The constructor takes min and max directly: new Range( min, max ). Both min and max are also settable properties (range.min = 10), with an internal assertion that min <= max is maintained at all times.

StaticMeaning
Range.EVERYTHING(-Infinity, Infinity)
Range.NOTHING(Infinity, -Infinity) — an inverted, "empty" range

Methods

MethodEffect
getLength()max - min
getCenter()(min + max) / 2
contains( value )Whether value is within [min, max], inclusive
containsRange( range )Whether this range fully contains another range
intersects( range ) / intersectsExclusive( range )Whether two ranges overlap
constrainValue( value )Clamp a value into [min, max]
getNormalizedValue( value ) / expandNormalizedValue( t )Map a value to/from [0, 1] within the range
union( range ) / includeRange( range )Smallest range containing both — immutable / mutable pair
intersection( range ) / constrainRange( range )Largest range contained by both — immutable / mutable pair
shifted( n )New range with both endpoints offset by n
times( value ) / multiply( value )Scale both endpoints — immutable / mutable pair
addValue( n )Mutable: expand min/max, if needed, to include n
withValue( n )Immutable counterpart of addValue
copy()Clone
equals( range ) / equalsEpsilon( range, epsilon )Comparison

Common use: NumberProperty validation

ts
import { NumberProperty } from 'scenerystack/axon';
import { Range } from 'scenerystack/dot';

const temperatureProperty = new NumberProperty( 20, {
  range: new Range( 0, 100 )
} );

NumberProperty uses its range option both to validate assignments in assertion-enabled builds and to give UI components (like sliders) their bounds automatically — see NumberProperty.

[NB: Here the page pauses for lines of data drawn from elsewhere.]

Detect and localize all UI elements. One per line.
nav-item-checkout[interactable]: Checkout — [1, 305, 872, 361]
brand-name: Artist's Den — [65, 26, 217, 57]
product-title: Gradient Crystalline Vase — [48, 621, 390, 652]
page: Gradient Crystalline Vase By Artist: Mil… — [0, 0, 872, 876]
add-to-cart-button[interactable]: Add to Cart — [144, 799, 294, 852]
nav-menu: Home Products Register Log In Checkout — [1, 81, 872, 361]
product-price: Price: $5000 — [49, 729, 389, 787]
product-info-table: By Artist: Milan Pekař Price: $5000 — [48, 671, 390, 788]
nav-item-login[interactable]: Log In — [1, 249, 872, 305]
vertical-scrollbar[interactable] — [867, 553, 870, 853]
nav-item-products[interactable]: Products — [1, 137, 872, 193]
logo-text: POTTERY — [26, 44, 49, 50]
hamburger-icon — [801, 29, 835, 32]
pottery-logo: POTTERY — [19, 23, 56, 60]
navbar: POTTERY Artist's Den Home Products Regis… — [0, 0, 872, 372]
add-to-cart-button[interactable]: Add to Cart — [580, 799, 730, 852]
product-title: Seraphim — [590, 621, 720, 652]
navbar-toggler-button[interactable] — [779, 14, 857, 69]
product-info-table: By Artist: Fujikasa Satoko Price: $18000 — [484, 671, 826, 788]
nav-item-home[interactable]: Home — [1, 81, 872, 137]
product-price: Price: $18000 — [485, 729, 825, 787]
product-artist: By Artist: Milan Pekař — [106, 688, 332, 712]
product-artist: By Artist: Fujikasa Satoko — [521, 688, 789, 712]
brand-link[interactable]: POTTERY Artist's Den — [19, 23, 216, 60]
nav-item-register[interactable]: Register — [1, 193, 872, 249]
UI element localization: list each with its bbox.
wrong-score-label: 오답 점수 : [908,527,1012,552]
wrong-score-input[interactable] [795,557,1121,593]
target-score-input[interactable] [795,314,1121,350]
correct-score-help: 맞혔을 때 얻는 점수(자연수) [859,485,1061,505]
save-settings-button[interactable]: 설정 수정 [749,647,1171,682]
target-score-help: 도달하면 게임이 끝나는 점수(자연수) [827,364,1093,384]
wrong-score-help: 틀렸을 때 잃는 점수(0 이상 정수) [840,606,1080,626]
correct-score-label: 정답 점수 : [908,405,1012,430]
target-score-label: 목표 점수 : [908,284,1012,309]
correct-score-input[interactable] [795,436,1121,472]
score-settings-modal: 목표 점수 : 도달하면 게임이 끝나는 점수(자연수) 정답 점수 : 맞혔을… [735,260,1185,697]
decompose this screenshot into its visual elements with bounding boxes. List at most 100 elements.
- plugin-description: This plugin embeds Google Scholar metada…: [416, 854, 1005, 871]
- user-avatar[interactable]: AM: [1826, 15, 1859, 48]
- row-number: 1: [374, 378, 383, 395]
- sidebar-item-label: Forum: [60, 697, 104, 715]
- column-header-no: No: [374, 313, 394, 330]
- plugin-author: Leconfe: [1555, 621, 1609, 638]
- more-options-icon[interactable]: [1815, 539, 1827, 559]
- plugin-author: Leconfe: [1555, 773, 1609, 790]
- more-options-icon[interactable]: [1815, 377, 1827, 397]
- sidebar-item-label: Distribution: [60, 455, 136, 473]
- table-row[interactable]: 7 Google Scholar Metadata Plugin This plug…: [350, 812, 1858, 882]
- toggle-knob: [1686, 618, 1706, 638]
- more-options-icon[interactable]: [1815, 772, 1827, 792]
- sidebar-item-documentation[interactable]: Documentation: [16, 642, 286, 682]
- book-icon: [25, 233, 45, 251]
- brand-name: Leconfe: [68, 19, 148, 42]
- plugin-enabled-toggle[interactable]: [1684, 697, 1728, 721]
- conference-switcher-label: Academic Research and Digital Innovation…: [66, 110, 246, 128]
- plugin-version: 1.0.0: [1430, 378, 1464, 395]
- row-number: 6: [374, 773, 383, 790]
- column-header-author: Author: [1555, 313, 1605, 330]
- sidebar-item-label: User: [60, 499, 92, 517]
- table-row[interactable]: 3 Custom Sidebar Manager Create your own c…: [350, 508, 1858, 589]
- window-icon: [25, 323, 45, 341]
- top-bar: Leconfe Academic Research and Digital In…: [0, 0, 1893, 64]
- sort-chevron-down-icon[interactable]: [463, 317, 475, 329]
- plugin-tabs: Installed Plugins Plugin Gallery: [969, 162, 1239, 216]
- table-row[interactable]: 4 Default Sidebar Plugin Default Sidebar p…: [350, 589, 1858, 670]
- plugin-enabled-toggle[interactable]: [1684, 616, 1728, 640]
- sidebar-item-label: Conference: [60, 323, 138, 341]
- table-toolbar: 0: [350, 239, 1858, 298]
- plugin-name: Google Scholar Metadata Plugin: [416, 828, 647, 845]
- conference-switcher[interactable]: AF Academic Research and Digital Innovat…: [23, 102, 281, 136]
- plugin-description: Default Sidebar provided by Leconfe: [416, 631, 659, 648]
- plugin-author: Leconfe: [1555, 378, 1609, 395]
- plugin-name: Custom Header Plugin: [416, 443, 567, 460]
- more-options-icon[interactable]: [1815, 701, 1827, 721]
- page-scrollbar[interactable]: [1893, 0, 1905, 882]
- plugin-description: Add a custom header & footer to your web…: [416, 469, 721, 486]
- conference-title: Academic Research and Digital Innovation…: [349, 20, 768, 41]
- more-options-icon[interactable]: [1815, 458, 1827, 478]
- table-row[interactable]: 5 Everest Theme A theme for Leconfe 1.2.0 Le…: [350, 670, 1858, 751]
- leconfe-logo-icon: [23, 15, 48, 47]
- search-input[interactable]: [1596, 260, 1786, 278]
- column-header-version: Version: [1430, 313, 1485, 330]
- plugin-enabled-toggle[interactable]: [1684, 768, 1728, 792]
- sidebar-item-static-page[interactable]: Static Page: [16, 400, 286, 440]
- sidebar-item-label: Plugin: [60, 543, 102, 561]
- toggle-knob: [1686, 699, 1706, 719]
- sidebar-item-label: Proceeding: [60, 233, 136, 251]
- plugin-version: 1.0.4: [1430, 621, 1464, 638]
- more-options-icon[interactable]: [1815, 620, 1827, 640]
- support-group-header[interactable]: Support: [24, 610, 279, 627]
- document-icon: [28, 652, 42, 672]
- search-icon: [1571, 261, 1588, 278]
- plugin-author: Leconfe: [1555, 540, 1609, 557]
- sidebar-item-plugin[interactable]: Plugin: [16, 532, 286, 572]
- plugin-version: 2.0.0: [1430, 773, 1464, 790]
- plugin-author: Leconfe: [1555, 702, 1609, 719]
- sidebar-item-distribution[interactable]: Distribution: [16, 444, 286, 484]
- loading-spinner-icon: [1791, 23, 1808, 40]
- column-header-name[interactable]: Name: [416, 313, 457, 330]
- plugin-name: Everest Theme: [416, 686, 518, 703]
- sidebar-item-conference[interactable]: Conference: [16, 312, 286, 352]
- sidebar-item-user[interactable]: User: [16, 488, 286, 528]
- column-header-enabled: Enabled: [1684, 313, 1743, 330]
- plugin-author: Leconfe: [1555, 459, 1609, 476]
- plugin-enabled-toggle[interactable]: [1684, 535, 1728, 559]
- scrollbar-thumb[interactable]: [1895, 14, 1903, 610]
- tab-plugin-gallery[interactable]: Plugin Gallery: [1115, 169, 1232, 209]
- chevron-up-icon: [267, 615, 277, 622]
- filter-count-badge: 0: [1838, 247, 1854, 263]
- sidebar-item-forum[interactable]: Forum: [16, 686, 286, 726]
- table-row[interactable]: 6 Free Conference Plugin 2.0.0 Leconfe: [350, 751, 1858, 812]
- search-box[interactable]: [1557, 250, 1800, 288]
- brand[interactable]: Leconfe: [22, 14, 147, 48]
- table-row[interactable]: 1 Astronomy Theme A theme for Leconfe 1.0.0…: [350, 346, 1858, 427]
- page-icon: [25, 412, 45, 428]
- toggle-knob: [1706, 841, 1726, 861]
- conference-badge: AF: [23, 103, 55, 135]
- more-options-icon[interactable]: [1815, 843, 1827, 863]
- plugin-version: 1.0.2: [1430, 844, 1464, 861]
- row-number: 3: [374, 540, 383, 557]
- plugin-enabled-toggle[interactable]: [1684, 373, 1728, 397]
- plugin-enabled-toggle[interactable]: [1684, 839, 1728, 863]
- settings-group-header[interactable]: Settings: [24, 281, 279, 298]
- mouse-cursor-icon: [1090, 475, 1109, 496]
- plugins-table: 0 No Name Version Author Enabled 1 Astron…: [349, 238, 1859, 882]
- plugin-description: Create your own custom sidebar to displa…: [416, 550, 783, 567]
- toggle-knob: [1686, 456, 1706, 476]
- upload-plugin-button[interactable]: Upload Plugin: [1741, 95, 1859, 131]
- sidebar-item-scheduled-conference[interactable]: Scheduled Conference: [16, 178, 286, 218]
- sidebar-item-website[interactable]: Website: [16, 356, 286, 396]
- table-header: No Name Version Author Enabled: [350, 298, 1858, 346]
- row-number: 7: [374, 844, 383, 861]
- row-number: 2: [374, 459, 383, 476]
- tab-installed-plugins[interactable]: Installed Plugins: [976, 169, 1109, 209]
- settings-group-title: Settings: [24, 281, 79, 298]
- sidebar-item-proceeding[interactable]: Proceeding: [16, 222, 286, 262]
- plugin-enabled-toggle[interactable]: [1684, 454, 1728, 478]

defaultValue belongs to RangeWithValue, not Range

Reaching for range.defaultValue on a plain Range throws immediately — that field only exists on the related RangeWithValue subclass (also exported from scenerystack/dot), which pairs a range with a starting value for controls that need one (e.g. a reset-able slider). If you need a default alongside min/max, reach for RangeWithValue instead of trying to bolt one onto Range.

  • NumberProperty — the most common consumer of Range, via its range option.
  • Bounds2bounds.xRange / bounds.yRange expose each axis of a bounds as a Range.
  • Utilsclamp() is the free-function equivalent of range.constrainValue() when you don't have a Range object handy.